SpaceX breaks India’s record of most satellite launch in a mission:
Elon Musk have been the talk since the last year. Recently after launching Tesla car this month in India, his company SpaceX broke India’s previous world record of record ( or should I say space record) of launching most satellite in a single mission. India launched 104 satellites in 2017, SpaceX launched 143.
For those who don’t know what’s SpaceX, it is a space exploration tech corporation. Founder and CEO being Elon Musk, their mission includes delivering cargo and from space station and even transport of crew to the orbiting laboratory.
The recent launch was more of a ride-sharing. According to the SpaceX, the rideshare programme offers cheap access for small space satellite companies, starting at USD 1 million for 200kg satellite.
The mission was called the transporter-1 mission. The rocket named Falcon 9, launched from the launch complex 40 this Sunday from Cape Canaveral Space Force Station in Florida. It flew south along the eastern coast of Florida. At one point it flew over India and its signal were caught by ISRO.

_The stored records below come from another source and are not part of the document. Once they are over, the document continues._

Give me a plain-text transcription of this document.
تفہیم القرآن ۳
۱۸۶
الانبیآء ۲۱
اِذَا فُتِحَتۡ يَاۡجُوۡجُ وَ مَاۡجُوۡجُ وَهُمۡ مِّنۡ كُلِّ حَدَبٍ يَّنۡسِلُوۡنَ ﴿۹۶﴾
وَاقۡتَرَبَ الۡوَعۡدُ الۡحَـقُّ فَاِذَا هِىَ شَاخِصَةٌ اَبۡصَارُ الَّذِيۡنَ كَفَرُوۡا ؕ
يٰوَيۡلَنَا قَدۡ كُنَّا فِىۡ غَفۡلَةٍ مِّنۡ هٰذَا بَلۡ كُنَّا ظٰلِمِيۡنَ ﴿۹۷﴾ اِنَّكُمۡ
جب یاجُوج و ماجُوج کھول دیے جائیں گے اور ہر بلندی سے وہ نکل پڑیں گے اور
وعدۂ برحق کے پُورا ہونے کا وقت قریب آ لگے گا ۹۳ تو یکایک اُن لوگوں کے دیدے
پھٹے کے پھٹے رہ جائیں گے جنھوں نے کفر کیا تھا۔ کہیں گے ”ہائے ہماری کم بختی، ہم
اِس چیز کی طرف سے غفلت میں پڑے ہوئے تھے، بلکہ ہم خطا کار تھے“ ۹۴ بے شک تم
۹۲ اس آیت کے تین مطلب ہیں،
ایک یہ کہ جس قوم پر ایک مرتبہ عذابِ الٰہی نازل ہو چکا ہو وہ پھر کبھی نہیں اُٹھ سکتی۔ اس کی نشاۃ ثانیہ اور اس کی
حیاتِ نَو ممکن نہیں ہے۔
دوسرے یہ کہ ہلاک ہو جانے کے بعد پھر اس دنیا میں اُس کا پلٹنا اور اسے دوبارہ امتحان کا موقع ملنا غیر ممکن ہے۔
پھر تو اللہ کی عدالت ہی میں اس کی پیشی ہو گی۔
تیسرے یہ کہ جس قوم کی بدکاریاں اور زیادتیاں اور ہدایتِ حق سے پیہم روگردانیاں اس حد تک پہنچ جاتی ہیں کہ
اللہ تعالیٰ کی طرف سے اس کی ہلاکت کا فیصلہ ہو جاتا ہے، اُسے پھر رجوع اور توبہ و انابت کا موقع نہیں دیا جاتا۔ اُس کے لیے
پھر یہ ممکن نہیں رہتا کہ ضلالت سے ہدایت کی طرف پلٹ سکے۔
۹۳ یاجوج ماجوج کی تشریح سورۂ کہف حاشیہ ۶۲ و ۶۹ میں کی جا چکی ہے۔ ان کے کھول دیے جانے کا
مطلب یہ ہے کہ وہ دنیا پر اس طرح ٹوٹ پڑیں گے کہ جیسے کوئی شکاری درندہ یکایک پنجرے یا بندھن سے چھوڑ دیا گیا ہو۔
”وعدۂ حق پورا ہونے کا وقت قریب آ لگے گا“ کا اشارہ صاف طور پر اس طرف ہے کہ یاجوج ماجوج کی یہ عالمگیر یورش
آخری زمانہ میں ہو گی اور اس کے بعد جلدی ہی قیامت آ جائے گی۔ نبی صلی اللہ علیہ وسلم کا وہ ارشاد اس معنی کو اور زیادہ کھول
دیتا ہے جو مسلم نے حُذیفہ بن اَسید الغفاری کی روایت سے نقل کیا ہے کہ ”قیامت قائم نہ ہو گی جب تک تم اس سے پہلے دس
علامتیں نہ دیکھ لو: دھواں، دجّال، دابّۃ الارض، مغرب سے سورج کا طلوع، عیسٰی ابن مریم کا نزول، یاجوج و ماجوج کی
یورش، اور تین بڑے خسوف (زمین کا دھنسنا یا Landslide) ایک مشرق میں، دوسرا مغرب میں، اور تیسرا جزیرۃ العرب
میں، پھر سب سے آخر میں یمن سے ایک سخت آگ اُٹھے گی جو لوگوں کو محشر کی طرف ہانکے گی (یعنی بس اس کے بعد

In the mission, out of 144 satellite, 133 commercial and government CubeSats, microsats and orbit transfer vehicle and 10 starlink satellite to space – again that’s the maximum set of satellite ever deployed in a single mission.
Starlink satellite was the first in constellation to be placed in the polar orbit. Starlink is a SpaceX’s lower Earth orbit satellite, whose aim is to provide broadband internet system to meet the needs of consumers across the globe by 2021.
The deployment sequence takes about 90 minutes and it was nail-biting since they separate in a span of few seconds not to forget the on broad NASA’s spacecraft.
SpaceX recovered the first stage on the “of course I still love you” drone ship in about 10 minutes after launch. And after an hour of the lift-off, the payloads started deploying over the course of about 90 minutes. According to sources, SpaceX offered a very low price of USD 15k per kilogram for each satellite to be delivered to a polar sun-synchronous orbit.